Site icon Halley Dergisi

Kardan Adam Katili’nin Sevgilisi

Şarkılar yazdığım kadın geçiyordu kapının önünden. Son bir kez nasıl salındığına bakmak için pencereye önüne geldim. Beyaz örtünün yansımasından daha da aydınlık göründü. Az ileride çocukların yaptığı, sabah boynuna atkımı geçirdiğim kardan adamın önünde durdu. Atkıyı sıktı. Kardan adamı boğdu. Kafası kopan kardan adam karşımda acı çekiyordu sanki. Atkıyı sardı, çantasına koydu. İlerledi. Geri döndü, bir de ortasına tekme attı. Birden bacak aramı tuttum. Kafasını çevirdi. Binaya doğru baktı. Perdenin ardına gizlendim. Birden bulunduğum odanın ışığı açıldı. Kabak gibi kaldım camın önünde. Beni gördü. Görmemesi imkansızdı. Bir daha tekmeledi buz yığınını. Altıma kaçırdım. Arkamda duran karıma bakamıyordum. Ama cama yansıyan yüzünü gördüm. Dışarıya bakmaması için dua ediyordum. Bu sefer dışardaki manyak eldivenlerini çıkarıp çıplak elle hareket çekmeye başladı. Şarkılar yazdığım kadın korku filmlerinin psikopat insanlarına dönmüştü. Karım yaklaştı geriye döndüm. Konuşamıyordum. Hızlıca tuvalete doğru gittim. Duşun altında gördüklerimden ve karımın söylenmelerinden arınmaya çalışıyordum.

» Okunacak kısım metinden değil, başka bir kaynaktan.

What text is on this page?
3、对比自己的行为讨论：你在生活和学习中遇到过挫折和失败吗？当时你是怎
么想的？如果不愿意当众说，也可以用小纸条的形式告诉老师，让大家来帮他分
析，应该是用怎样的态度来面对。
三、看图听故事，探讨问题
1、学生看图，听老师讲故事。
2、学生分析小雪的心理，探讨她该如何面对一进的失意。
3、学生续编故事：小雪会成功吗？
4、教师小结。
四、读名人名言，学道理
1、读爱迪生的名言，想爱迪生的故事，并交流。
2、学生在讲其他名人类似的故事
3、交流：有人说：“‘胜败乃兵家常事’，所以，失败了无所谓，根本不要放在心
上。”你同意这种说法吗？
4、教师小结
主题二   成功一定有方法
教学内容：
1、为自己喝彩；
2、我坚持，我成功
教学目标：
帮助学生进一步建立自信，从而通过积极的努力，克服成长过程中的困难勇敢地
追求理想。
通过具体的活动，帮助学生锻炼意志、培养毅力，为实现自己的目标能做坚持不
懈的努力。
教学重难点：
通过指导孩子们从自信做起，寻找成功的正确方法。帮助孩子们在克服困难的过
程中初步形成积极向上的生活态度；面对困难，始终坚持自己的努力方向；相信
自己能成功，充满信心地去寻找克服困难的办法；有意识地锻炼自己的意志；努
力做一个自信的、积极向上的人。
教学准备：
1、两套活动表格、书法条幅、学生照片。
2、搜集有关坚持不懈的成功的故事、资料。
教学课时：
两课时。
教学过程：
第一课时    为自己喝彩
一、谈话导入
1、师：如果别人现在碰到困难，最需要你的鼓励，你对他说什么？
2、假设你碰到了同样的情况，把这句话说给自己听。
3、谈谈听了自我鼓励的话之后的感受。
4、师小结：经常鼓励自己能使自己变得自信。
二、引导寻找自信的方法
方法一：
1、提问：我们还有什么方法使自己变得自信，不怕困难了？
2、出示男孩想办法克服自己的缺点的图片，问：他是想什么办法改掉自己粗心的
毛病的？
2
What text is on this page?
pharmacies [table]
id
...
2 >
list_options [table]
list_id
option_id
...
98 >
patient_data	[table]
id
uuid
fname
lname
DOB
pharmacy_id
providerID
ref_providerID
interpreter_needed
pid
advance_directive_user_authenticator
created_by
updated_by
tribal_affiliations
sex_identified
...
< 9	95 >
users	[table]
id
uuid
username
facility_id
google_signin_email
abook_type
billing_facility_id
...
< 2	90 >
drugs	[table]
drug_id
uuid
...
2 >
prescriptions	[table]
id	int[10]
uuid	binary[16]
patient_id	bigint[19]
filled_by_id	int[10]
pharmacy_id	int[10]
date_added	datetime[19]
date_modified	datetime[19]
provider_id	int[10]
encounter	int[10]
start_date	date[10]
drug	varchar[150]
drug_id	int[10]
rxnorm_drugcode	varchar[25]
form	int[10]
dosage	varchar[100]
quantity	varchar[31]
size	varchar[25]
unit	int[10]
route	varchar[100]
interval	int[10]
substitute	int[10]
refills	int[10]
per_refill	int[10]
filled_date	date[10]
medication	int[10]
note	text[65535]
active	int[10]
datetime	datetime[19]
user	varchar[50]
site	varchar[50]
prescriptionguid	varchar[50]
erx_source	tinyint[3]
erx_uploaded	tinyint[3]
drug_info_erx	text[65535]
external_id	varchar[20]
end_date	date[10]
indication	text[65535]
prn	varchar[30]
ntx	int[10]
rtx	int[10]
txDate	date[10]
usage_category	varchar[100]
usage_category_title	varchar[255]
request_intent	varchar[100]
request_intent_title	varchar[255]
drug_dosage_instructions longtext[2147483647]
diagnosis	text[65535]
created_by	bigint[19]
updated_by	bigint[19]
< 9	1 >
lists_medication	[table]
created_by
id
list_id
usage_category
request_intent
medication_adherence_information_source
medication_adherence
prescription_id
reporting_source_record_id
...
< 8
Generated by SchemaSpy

Yarın gidecektim buradan. Karımdan, aklımdakilerden yaşadıklarımdan tüm geçmişimden kurtulacaktım. Aynada göz göze geldim. Pörsümüş bedenim biraz daha eğilmişti. Kollarım sarkıyor, yüzümde kırışıklıklar çoğalıyor. Omuzlarım öne doğru çöküyor, saç tellerim peş peşe beyazlıyordu. Ayakta duramıyordum artık. Tabureye çöktüm. Gözlerim karardı. Siyah bir perde indi banyonun ortasına. Elinde viski kadehi, beyaz geceliğiyle bir kadın ilerliyordu bana doğru. Dirildim doğrularak ellerine uzandım. Kardan adam cinayetinin faili karşımdaydı. Elindeki atkıyla beni boğmaya başladı. Karım belirdi banyoda. Kafamdan aşağı ılık sular döküyor. Bedenimi sabunluyor. Gözlerinden dökülen yaşlarla yıkıyordu beni.
Kısım kısım yok oldu banyo, salon, yatak odası. Şimdi giyiniyordum. Janti takımımı çekmiş, elimde yalancı bastonum, Beyoğlu sokaklarının aza beyefendisi olarak hazırlanmıştım. Kardan adam katili kırmızı döpiyesini giymiş yürürken jartiyerine kadar açılan yırtmacını bir daha göstermek için uzun uzun adımlar atıyordu. Çaresi yok koluma takıp çıkacaktım dışarı. Ben beyefendi Nezih, tatlı dilin efendisi, kadınların kalp atışının sebebi nasıl bırakırdım onu burada. Karım kapıda dikilmiş beni bekliyordu. Çaresiz girdim içeri.
Çıkardım takımları. Çizgili pijama takımımı geçirdim. Kardan adam katili gümüş ağızlığına taktığı sigarasını savura savura üfledi. Bu gece de olmazdı güzelim. “Ben evliyim” diyemedim. Eve gelmeseydi karım bilmezdi. Şahane gecelerin sabahlarına uyandığımız gibi uyanırdık.
Salonda cama dönük tekli koltuklarda diz yapmış Sümerbank pijamalarımla otuyorum. Karım peksimet kemiriyor. Beynimin kıvrımlarımın içinde geziniyor dişlerim.
Gözlerinin içine bakıyorum. Yeme diyorum yeme. Aklıma kaybettireceksin bana. Ben konuştukça saçlarımı okşuyor, gülümsüyor.
Bak babacım, çocuklar ne güzel oynuyor sokakta. Keşke annem de yanımızda olsaydı.
Ağzım yamuluyor, beynim uyuşuyor. Sessizce uykuya dalıyorum.